Many EU member states have not forgotten that the German government pushed through the construction of the Nord Stream 2 gas pipeline from Russia to the northern German state of Mecklenburg-Western Pomerania in the face of fierce opposition. It's not only the Eastern Europeans who are irritated that Berlin is now calling for solidarity from all EU member states even as it refuses to compromise on nuclear energy.

Unlike in previous crises, Germany is now dependent on the support of its partners. Germany consumes more gas than any other EU country, and much of it comes from Russia. In Brussels last week, Slovakian Economics Minister Richard Sulík said that if Germany wants to save gas, it should "first keep three of its nuclear power plants running."

The extension of the operations is becoming a symbol of German solidarity. For this reason alone, the German government can ill afford to shut them all down at the end of the year.

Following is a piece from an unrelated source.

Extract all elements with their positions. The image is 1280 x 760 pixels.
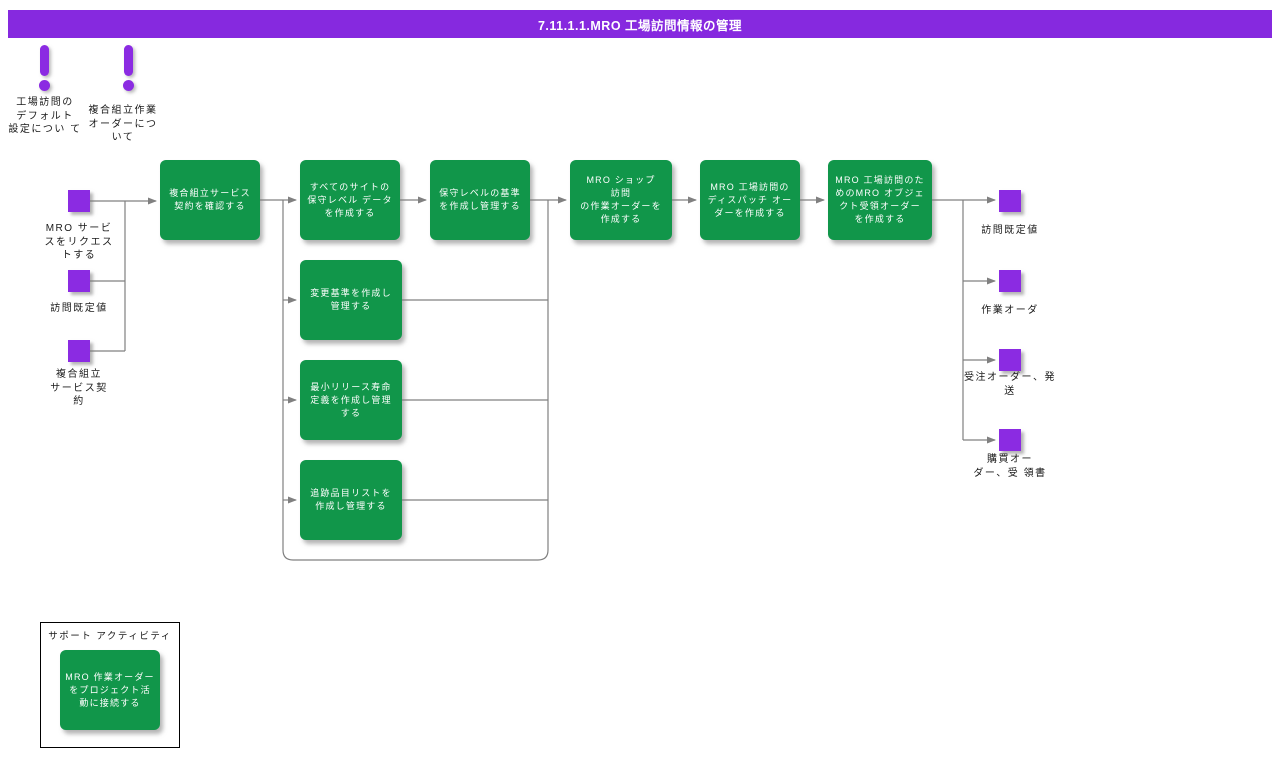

In the small town of Ahaus in North Rhine-Westphalia, near the Dutch border, 71-year-old Felix Ruwe is sitting in his backyard. Ruwe is a pensioner and deputy chairman of the No Nuclear Waste in Ahaus citizens' initiative, which was founded 45 years ago and reached its heyday around 1998 and 2005, when the Castor transports with spent fuel rods arrived in Ahaus.

Ruwe has a degree in electrical engineering and talks like someone who does, with mention of ball fuel elements, moderator rods and the differences between MTR2 and MTR3 castors. He knows what is stored in Ahaus (enriched uranium), the number of castor containers there (329) and how long the interim storage facility's license will last (until 2036). Resistance against nuclear waste, which can pose a burden to future generations for thousands of years, is his life's work.

When asked who is still involved in the citizens' initiative these days, Ruwe says, "We have to admit that we're all old farts now." He says there's no young new blood coming to continue the fight. "The resistance," says his wife, Christel, "will die with us."